A Socialist Government is one which in its nature does not tolerate any true and real opposition. For there the Government provides everything; and it is absurd to ask a Government to provide an opposition.

G. K. Chesterton, Outline of Sanity

If it is art, it is not for all and if it is for all, it is not art.

Arnold Schoenberg

Not everything assumes a name. Some things lead beyond words.

Aleksandr Solzhenitsyn

He who has so little knowledge of human nature, as to seek happiness by changing any thing but his own dis­positions, will waste his life in fruitless efforts, and multiply the griefs which he purposes to remove.

Samuel Johnson, Rambler 6

Every affection which seems good is not be pursued immediately: nor must every opposite affection be fled from straightaway.

Non enim omnis affectio, quae videtur bona, statim est sequenda: sed neque omnis contrario affectio ad primum fugienda.

De Imitatione Christi III.9.4

Compared to modern politics, the Athenians drew relatively few distinctions and imposed few effective buffers between public opinion and decision making – either at the level of state policy formation or legal judgement. Objectivity was not considered possible or even particularly desireable. That there was a relatively direct and causal relationship between the opinion of the majority, and state policy and legal decisions is a fundamental difference between Athenian democracy and modern governmental systems. This direct and causal relationship must be a key factor in our assessment of the social function of Athenian political oratory.

Josiah Ober. Mass and Elite in Democratic Athens. Princeton 1989 (151).

The culture of comfort, which makes us think only of ourselves, makes us insensitive to the cries of other people, makes us live in soap bubbles which, however lovely, are insubstantial; they offer a fleeting and empty illusion which results in indifference to others; indeed, it even leads to the globalisation of indifference. We have become used to the suffering of others, it doesn’t affect me; it doesn’t concern me; it is none of my business. The globalisation of indifference makes us all ‘unnamed’, responsible yet nameless and faceless.

Pope Francis §

The great art therefore of piety, and the end for which all the rites of religion seem to be instituted, is the perpetual renovation of the motives to virtue, by a voluntary employment of our mind in the contemplation of its excellence, its importance, and its necessity, which, in proportion as they are more frequently and more willingly revolved, gain a more forcible and permanent influence, till in time they become the reigning ideas, the standing principles of action, and the test by which every thing pro­posed to the judgment is rejected or approved.

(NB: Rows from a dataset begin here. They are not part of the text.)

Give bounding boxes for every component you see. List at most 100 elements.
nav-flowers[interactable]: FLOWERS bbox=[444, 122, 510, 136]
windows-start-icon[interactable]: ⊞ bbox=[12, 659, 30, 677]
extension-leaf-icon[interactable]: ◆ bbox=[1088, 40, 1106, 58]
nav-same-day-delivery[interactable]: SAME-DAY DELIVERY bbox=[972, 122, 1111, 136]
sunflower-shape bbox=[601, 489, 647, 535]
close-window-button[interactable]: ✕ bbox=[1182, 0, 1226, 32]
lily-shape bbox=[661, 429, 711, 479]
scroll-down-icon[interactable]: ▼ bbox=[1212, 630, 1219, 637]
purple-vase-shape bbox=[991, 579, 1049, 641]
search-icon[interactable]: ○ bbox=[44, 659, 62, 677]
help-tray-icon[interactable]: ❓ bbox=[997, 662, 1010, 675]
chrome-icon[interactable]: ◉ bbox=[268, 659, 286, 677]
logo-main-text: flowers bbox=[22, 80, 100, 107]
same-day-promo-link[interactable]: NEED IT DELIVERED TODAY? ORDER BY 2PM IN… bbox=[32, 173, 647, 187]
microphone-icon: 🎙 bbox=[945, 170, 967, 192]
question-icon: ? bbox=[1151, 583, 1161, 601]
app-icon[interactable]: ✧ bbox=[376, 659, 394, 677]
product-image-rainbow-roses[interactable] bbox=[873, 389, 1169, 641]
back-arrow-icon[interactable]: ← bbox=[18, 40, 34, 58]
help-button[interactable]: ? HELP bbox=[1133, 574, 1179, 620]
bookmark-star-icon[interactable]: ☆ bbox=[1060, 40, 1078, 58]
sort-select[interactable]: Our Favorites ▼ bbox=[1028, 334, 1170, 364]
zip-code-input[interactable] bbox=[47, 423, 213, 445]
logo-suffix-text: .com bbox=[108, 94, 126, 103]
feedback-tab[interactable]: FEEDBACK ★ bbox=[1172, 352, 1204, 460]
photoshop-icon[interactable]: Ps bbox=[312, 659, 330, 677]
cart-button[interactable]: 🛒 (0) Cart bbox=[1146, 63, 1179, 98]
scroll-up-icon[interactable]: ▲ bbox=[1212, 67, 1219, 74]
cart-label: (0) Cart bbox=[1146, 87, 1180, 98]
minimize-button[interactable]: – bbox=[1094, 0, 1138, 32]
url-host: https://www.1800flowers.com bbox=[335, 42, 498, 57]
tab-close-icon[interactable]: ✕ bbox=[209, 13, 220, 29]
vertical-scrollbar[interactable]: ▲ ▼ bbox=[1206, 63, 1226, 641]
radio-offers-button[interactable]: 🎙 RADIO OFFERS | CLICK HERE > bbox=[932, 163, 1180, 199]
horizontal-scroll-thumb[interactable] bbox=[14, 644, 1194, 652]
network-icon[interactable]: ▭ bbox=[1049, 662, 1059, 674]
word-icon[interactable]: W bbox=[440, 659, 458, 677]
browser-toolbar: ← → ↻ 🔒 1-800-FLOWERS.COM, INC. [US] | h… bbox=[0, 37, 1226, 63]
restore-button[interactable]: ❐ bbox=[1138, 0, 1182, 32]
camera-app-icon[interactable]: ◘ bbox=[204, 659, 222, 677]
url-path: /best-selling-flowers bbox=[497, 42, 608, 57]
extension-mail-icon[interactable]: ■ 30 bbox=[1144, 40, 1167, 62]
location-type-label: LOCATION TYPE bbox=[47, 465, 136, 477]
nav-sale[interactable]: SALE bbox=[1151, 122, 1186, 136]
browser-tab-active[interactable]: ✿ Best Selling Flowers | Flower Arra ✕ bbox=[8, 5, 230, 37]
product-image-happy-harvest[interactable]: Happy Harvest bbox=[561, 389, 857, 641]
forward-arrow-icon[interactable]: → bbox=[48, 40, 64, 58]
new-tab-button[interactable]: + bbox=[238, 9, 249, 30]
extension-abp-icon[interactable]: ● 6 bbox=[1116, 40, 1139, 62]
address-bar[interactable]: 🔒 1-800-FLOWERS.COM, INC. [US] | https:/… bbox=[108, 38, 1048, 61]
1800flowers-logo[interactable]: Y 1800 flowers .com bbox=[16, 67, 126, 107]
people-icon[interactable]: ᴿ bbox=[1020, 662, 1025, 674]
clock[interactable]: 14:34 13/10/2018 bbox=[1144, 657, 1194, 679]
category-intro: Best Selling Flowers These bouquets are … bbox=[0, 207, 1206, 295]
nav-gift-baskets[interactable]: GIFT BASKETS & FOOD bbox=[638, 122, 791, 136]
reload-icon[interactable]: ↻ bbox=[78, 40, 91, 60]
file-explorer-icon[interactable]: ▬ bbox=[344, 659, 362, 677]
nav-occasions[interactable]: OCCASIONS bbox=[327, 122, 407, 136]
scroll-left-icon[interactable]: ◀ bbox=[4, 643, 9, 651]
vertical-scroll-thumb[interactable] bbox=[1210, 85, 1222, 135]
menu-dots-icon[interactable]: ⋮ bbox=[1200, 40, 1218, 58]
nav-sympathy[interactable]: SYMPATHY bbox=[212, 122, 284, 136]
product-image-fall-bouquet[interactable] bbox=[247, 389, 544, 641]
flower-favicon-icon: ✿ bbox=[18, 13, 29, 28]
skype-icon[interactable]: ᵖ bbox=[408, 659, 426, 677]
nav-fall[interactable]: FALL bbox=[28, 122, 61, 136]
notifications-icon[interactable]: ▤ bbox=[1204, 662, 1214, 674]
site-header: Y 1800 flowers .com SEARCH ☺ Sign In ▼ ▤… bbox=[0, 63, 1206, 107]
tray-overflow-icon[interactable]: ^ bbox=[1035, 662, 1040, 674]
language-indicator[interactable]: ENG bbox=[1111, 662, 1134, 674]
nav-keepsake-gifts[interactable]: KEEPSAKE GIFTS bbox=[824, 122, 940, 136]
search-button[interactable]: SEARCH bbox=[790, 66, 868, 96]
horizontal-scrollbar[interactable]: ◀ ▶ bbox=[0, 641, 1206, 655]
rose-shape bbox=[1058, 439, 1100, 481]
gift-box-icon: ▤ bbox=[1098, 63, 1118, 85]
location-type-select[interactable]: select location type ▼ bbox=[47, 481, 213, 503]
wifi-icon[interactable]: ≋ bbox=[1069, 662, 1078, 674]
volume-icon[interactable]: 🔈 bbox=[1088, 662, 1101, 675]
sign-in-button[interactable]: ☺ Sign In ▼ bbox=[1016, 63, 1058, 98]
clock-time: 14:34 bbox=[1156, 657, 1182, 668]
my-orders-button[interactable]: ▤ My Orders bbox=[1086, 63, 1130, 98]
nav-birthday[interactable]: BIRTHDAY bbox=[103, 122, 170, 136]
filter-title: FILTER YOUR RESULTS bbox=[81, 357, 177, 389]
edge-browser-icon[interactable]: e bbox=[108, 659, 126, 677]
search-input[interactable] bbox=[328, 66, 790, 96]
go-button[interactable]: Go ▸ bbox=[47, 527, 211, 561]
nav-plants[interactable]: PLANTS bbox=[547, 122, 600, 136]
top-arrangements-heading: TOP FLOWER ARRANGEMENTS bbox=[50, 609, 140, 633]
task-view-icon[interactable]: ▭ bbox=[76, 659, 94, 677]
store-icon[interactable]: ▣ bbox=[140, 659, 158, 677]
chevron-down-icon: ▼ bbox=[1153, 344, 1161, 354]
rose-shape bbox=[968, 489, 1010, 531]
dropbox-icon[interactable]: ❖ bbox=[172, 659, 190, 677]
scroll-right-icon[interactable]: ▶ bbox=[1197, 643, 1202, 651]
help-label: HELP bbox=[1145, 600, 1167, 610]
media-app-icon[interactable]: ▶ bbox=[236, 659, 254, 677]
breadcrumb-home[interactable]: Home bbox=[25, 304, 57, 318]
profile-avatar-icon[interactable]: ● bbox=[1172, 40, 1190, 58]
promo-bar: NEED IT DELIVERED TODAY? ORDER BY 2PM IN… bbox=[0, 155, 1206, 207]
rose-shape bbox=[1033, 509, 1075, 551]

To facilitate this change of our affections, it is necessary that we weaken the temptations of the world, by retiring at certain seasons from it; for its influence, arising only from its presence, is much lessened when it becomes the object of solitary meditation. A constant residence amidst noise and pleasure, inevitably obliterates the impressions of piety, and a frequent abstraction of ourselves into a state, where this life, like the next, operates only upon the reason, will reinstate religion, in its just authority, even without those irradiations from above, the hope of which I have no intention to withdraw from the sincere and the diligent.

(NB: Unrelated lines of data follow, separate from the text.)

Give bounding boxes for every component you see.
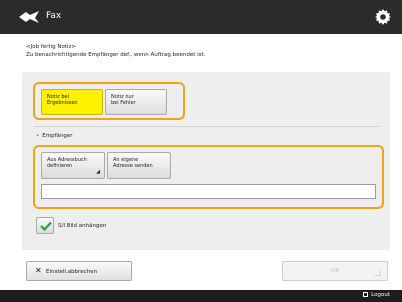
logout-button[interactable]: Logout bbox=[363, 292, 390, 298]
job-notice-header: <Job fertig Notiz> Zu benachrichtigende … bbox=[26, 43, 205, 59]
logout-label: Logout bbox=[371, 292, 390, 298]
corner-mark bbox=[375, 270, 381, 276]
address-book-button[interactable]: Aus Adressbuch definieren ◢ bbox=[41, 152, 105, 179]
own-address-label-2: Adresse senden bbox=[113, 163, 153, 169]
send-to-own-address-button[interactable]: An eigene Adresse senden bbox=[107, 152, 171, 179]
checkmark-icon bbox=[40, 221, 52, 231]
logout-icon bbox=[363, 292, 369, 297]
cancel-settings-label: Einstell.abbrechen bbox=[46, 269, 97, 275]
cancel-settings-button[interactable]: ✕ Einstell.abbrechen bbox=[26, 261, 132, 281]
notify-on-error-label-2: bei Fehler bbox=[111, 100, 136, 106]
ok-button[interactable]: OK bbox=[282, 261, 388, 281]
notify-mode-group: Notiz bei Ergebnissen Notiz nur bei Fehl… bbox=[33, 82, 185, 120]
gear-icon[interactable] bbox=[374, 8, 392, 26]
title-bar: Fax bbox=[0, 0, 402, 34]
attach-image-checkbox[interactable] bbox=[36, 217, 54, 234]
address-book-label-2: definieren bbox=[47, 163, 73, 169]
dropdown-caret-icon: ◢ bbox=[96, 169, 100, 175]
recipient-group: Aus Adressbuch definieren ◢ An eigene Ad… bbox=[33, 145, 384, 209]
screen-description: Zu benachrichtigende Empfänger def., wen… bbox=[26, 52, 206, 58]
app-title: Fax bbox=[46, 11, 62, 21]
recipient-label: • Empfänger bbox=[36, 133, 73, 139]
status-bar: Logout bbox=[0, 290, 402, 302]
screen-heading: <Job fertig Notiz> bbox=[26, 44, 76, 50]
ok-label: OK bbox=[331, 268, 339, 274]
close-icon: ✕ bbox=[35, 266, 42, 275]
settings-panel: Notiz bei Ergebnissen Notiz nur bei Fehl… bbox=[22, 72, 390, 250]
recipient-address-field[interactable] bbox=[41, 184, 376, 199]
notify-on-results-label-2: Ergebnissen bbox=[47, 100, 78, 106]
fax-app-icon bbox=[19, 11, 39, 23]
bullet-icon: • bbox=[36, 133, 40, 139]
recipient-label-text: Empfänger bbox=[42, 133, 73, 139]
attach-image-label: S/I Bild anhängen bbox=[58, 223, 107, 229]
notify-on-results-button[interactable]: Notiz bei Ergebnissen bbox=[41, 89, 103, 115]
divider bbox=[34, 126, 379, 127]
notify-on-error-button[interactable]: Notiz nur bei Fehler bbox=[105, 89, 167, 115]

This is that conquest of the world and of ourselves, which has been always considered as the perfection of human nature; and this is only to be obtained by fervent prayer, steady resolutions, and frequent retirement from folly and vanity, from the cares of avarice, and the joys of intemperance, from the lulling sounds of deceitful flattery, and the tempting sight of prosperous wickedness.

Samuel Johnson, Rambler 6

I lately lost a preposition;
It hid, I thought, beneath my chair
And angrily I cried, “Perdition!
Up from out of under there.”

Correctness is my vade mecum,
And straggling phrases I abhor,
And yet I wondered, “What should he come
Up from out of under for?”

Morris Bishop

What about the main thing in life, all its riddles? If you want, I’ll spell it out for you right now. Do not pursue what is illusionary — property and position: all that is gained at the expense of your nerves decade after decade, and is confiscated in one fell night. Live with a steady superiority over life — don’t be afraid of misfortune, and do not yearn for happiness; it is, after all, all the same: the bitter doesn’t last forever, and the sweet never fills the cup to overflowing…

Aleksandr Solzhenitsyn, The Gulag Archipelago. Vol 1, 591-2.